This lesson explains how to conduct a hypothesis test for a difference between two population proportions. This type of test is known as a two-proportion z-test.

**Checking Conditions**

Before we can conduct a hypothesis test for a difference between two population proportions, we first need to make sure the following conditions are met to ensure that our hypothesis test will be valid:

**Random:**A random sample or random experiment should be used to collect data for both samples.**Independence:**The two samples are independent.**Successes & Failures:**Each sample includes at least 10 successes and 10 failures.**Size:**The size of each sample is at most 5% of its population.

If these conditions are met, we can then conduct the hypothesis test. The following two examples show how to conduct a hypothesis test for a difference between two population proportions.

**Hypothesis Test for a Difference in Proportions (Two-Tailed)**

A superintendent of a school district claims that the percentage of students who prefer chocolate milk over regular milk in school cafeterias is the same for school 1 and school 2. To test this claim, an independent researcher obtains a simple random sample of 100 students from each school and surveys them about their preferences. He finds that 70% of students prefer chocolate milk in school 1 and 68% of students prefer chocolate milk in school 2.

**Based on these results, can we reject the superintendent’s claim that the percentage of students who prefer chocolate milk is the same for school 1 and school 2? Use a .05 level of significance. **

**Step 1. State the hypotheses. **

The null hypothesis (H0): P_{1} = P_{2}

The alternative hypothesis: (Ha): P_{1} ≠ P_{2}

**Step 2. Determine a significance level to use.**

The problem tells us that we are to use a .05 level of significance.

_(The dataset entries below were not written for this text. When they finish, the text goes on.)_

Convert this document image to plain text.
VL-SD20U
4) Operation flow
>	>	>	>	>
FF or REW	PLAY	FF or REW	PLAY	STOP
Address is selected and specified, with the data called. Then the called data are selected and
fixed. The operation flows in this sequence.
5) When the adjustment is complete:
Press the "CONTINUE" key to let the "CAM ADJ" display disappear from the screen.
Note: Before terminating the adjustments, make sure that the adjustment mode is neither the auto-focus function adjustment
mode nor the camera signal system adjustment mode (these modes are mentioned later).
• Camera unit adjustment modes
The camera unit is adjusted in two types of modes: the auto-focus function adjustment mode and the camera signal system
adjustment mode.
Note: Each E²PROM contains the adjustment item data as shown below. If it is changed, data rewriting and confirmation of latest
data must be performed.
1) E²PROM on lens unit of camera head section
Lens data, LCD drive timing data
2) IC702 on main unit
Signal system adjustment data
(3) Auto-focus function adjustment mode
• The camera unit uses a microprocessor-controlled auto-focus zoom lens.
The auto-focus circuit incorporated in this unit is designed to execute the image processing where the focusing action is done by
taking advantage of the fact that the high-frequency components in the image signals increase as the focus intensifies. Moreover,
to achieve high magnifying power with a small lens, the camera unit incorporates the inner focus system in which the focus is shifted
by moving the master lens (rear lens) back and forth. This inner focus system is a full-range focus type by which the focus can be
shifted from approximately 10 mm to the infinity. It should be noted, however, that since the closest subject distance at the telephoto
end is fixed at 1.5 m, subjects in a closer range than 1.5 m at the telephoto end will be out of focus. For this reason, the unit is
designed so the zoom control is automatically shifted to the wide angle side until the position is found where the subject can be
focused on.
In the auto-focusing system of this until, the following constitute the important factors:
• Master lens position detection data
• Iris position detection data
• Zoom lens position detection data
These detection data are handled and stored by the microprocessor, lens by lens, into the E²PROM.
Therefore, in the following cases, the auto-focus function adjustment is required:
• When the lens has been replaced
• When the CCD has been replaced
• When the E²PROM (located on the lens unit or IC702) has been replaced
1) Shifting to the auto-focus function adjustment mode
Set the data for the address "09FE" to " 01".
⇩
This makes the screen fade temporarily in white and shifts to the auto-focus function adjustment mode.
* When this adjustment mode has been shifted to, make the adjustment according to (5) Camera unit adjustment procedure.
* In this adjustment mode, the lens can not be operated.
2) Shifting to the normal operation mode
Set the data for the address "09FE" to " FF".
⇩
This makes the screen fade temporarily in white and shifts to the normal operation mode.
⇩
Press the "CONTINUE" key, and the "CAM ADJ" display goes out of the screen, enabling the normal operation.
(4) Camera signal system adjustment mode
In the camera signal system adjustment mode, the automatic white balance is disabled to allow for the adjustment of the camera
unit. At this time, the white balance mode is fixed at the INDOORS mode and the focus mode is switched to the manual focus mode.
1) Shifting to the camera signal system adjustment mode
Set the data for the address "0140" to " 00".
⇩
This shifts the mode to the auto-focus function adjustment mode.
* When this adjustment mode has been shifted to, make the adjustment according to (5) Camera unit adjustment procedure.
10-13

**Step 3. Find the test statistic.**

First, find the pooled sample proportion p:

p = (p_{1} * n_{1} + p_{2} * n_{2}) / (n_{1} + n_{2})

p = (.70*100 + .68*100) / (100 + 100) = .69

Then use p in the following formula to find the test statistic z:

z = (p_{1}-p_{2}) / √p * (1-p) * [ (1/n_{1}) + (1/n_{2})]

z = (.70-.68) / √.69 * (1-.69) * [ (1/100) + (1/100)] = .02 / .0654 = **.306**

Use the Z Score to P Value Calculator with a z score of .306 and a two-tailed test to find that the p-value = **0.759**.

**4. Reject or fail to reject the null hypothesis.**

Since the p-value is not less than our significance level of .05, we fail to reject the null hypothesis.

**5. Interpret the results. **

Since we failed to reject the null hypothesis, we do not have sufficient evidence to say that the percentage of students who prefer chocolate milk is different for school 1 and school 2.

**Hypothesis Test for a Difference in Means (One-Tailed)**

A superintendent of a school district claims that the percentage of students who prefer chocolate milk over regular milk in school 1 is less than or equal to the percentage in school 2. To test this claim, an independent researcher obtains a simple random sample of 100 students from each school and surveys them about their preferences. He finds that 70% of students prefer chocolate milk in school 1 and 68% of students prefer chocolate milk in school 2.

**Based on these results, can we reject the superintendent’s claim that the percentage of students who prefer chocolate milk in school 1 is less than or equal to the percentage in school 2? Use a .05 level of significance. **

**Step 1. State the hypotheses. **

The null hypothesis (H0): P_{1} ≤ P_{2}

The alternative hypothesis: (Ha): P_{1} > P_{2}

**Step 2. Determine a significance level to use.**

The problem tells us that we are to use a .05 level of significance.

**Step 3. Find the test statistic.**

First, find the pooled sample proportion p:

p = (p_{1} * n_{1} + p_{2} * n_{2}) / (n_{1} + n_{2})

p = (.70*100 + .68*100) / (100 + 100) = .69

Then use p in the following formula to find the test statistic z:

z = (p_{1}-p_{2}) / √p * (1-p) * [ (1/n_{1}) + (1/n_{2})]

z = (.70-.68) / √.69 * (1-.69) * [ (1/100) + (1/100)] = .02 / .0654 = **.306**

Use the Z Score to P Value Calculator with a z score of .306 and a two-tailed test to find that the p-value = **0.379**.

**4. Reject or fail to reject the null hypothesis.**

Since the p-value is not less than our significance level of .05, we fail to reject the null hypothesis.

**5. Interpret the results. **

Since we failed to reject the null hypothesis, we do not have sufficient evidence to say that the percentage of students who prefer chocolate milk in school 1 is *not *less than or equal to the percentage in school 2.